Jim Moran: “Hell” = Profanity; (But “S–t” doesn’t?)

Jim Moran’s latest desires for censorship involve private advertising, once again. “Sick & Sicker,” a documentary chronicling the consequences of the Affordable Care Act, has purchased advertising space in a Clarendon WMATA station. Their ad includes the words “Barack Obama wants politicians and bureaucrats to control America’s entire medical system. Go to hell Barack.”

This exhortation was apparently too much for Mr. Moran, calling it “deeply disrespectful of the President of the United States and does not belong” in Washington, DC. He also told the General Manager of WMATA, “minimum standards of decency must be maintained through a vetting process….surely this ad does not meet those standards.”

When WMATA refused to take down the advertisement, citing free speech rights, Moran doubled down: “If their current advertising guidelines do not prohibit profane advertisements on taxpayer-funded property, then WMATA should take the initiative and update them. Profanity has no place in the public forum.

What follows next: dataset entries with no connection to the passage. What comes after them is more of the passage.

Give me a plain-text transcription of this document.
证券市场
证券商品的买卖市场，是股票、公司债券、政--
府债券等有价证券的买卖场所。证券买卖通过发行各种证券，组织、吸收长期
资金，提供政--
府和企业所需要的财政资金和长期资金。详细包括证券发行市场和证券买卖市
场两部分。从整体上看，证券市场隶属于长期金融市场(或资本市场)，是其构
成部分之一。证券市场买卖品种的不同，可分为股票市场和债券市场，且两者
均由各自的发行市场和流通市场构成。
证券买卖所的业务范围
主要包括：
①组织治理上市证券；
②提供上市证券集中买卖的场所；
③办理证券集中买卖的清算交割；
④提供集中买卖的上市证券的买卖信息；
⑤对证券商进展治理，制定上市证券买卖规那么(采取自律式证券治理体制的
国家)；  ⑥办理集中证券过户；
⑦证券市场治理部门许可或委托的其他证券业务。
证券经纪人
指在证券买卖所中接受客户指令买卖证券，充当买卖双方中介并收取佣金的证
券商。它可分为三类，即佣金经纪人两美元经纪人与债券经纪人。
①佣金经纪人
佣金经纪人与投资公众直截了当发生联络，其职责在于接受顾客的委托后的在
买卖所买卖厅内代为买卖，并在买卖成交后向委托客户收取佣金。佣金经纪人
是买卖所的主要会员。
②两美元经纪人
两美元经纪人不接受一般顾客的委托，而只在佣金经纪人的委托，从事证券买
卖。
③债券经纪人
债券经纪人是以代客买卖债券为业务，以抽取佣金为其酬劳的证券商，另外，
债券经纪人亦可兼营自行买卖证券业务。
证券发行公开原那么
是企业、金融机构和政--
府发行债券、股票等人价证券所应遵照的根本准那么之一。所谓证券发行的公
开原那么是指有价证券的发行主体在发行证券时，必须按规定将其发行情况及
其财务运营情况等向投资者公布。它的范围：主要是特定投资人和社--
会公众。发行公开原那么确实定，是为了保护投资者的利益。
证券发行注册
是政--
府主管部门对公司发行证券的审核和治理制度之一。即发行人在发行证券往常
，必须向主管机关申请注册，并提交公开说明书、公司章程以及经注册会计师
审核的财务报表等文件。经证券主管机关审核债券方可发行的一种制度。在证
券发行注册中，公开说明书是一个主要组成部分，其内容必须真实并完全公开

Forgetting for a moment that the word, “hell,” and even the phrase “go to hell,” does not meet even the FCC’s definition of profanity, let us remember that Representative Moran, while speaking to a crowd of 450 people (and while being funded with taxpayer money), told his constituents, “When I become chairman [of a House appropriations subcommittee], I’m going to earmark the shit out of it.”

So apparently, “hell” fits into Moran’s own special little definition of profanity. Sounds to me like he is trying to legislate his own version of morality.

(It couldn’t be that he’s just trying to silence opposition, could it?)